Notable Finding: More Promising Indication Exists in This Dataset

Although Multiple Endocrine Neoplasia ranks first by TxGNN score, the mechanistic rationale across all 10 predictions is strongest for HER2-positive breast carcinoma (rank 10, L4):

PMID 32404410 (Zazo et al., Mol Cancer Ther, 2020) directly demonstrates that HER2+ breast cancer cells deploy autocrine CCL5 → CCR5 → ERK signaling to develop trastuzumab (Herceptin) resistance. Maraviroc, as a CCR5 antagonist, theoretically blocks this resistance axis and could restore trastuzumab sensitivity — a clinically actionable hypothesis worth dedicated investigation.

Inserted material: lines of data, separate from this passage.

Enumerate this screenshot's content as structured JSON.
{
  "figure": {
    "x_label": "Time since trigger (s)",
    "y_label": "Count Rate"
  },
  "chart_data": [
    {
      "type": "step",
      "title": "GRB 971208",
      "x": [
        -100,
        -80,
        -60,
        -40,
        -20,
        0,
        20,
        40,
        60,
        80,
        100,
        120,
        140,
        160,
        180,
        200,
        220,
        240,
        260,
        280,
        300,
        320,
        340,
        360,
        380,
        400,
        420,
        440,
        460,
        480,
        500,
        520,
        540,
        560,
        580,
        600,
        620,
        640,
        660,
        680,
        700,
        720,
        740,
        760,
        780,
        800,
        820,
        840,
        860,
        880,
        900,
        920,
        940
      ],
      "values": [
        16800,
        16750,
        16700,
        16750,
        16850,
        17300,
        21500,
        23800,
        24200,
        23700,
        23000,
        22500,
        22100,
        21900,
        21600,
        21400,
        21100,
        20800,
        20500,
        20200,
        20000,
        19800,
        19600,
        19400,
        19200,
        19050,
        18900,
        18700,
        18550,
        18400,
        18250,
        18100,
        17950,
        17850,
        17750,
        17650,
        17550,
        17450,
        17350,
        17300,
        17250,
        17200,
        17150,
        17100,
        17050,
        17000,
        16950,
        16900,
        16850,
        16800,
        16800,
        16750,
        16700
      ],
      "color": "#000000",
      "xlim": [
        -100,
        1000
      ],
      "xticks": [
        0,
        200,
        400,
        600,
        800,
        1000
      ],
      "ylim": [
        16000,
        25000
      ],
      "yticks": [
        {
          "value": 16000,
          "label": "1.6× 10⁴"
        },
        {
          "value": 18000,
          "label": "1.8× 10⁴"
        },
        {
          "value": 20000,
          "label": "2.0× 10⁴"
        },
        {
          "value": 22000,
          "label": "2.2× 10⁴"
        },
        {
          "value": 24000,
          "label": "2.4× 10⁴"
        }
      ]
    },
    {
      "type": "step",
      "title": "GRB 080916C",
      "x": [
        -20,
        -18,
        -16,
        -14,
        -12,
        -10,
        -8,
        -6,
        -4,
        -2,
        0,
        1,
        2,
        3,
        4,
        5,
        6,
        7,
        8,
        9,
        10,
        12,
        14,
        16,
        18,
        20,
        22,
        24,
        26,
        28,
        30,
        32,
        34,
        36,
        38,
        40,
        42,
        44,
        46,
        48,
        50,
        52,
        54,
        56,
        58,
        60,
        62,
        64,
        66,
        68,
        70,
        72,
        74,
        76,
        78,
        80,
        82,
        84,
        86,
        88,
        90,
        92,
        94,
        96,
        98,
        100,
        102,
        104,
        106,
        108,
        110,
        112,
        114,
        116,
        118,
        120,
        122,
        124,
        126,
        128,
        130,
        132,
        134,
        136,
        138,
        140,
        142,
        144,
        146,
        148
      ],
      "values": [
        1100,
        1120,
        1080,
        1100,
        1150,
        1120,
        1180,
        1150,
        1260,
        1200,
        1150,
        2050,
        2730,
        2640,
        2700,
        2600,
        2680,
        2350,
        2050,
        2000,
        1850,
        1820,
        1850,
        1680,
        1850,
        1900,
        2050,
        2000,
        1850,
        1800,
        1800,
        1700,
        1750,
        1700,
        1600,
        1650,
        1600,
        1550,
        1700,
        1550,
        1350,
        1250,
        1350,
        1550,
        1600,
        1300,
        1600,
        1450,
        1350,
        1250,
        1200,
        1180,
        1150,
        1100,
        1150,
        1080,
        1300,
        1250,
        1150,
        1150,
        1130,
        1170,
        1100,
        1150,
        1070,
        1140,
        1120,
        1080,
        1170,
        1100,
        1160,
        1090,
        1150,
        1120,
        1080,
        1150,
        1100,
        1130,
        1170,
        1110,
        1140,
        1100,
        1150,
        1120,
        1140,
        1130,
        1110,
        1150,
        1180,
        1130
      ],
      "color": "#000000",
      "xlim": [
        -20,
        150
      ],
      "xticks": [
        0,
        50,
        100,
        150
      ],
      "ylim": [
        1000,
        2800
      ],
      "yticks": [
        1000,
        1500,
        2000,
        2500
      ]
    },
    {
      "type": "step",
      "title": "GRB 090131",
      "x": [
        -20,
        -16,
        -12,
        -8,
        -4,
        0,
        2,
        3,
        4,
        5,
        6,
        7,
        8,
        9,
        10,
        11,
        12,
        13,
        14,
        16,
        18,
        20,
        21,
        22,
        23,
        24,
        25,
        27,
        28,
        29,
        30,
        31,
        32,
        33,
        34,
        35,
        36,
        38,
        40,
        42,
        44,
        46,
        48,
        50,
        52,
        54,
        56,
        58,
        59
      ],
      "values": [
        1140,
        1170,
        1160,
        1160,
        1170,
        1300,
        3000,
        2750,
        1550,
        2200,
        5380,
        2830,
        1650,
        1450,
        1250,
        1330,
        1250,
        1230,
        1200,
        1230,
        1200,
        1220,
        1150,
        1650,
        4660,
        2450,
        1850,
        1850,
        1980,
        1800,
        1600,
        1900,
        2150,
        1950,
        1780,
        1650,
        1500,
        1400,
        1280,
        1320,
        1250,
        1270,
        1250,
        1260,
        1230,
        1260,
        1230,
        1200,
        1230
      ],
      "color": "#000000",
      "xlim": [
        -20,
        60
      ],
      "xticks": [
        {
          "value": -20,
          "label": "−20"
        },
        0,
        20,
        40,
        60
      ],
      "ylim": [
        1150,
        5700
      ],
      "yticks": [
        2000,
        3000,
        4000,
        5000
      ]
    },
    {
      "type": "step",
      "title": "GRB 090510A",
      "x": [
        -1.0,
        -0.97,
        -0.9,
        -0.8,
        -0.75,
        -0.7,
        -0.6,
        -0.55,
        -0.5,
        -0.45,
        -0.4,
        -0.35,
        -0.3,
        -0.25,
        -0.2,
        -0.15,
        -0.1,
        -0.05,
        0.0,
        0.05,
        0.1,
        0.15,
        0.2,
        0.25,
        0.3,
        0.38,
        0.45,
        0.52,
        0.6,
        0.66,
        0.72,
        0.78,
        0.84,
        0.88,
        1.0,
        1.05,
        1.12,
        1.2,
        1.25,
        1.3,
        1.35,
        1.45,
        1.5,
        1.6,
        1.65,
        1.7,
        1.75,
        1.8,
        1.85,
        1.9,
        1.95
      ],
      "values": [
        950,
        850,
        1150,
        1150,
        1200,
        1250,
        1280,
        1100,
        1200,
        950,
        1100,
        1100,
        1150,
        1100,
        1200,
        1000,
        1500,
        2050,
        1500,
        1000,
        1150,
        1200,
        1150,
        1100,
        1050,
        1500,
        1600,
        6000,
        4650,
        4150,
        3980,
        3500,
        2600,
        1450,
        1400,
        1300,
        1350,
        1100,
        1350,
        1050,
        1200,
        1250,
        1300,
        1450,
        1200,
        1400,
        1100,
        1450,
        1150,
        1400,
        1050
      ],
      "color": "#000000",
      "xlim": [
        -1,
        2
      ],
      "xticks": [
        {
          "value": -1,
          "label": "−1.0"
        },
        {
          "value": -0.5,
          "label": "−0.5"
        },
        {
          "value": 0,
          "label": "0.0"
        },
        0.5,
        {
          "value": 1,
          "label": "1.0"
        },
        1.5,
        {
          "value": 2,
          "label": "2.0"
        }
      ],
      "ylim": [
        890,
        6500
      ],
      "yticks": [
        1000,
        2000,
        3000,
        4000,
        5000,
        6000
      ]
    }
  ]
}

Similarly, primary cutaneous T-cell lymphoma (rank 3, L4) has indirect support from chemokine network literature (PMID 37006247), given high CCR5 and CCL5 expression on malignant T cells in CTCL.

If prioritization is required, these two indications — not the top-ranked MEN — represent the more scientifically defensible candidates for Maraviroc repurposing research.

Disclaimer

This content is for research purposes only and does not constitute medical advice. Clinical validation is required before any clinical application.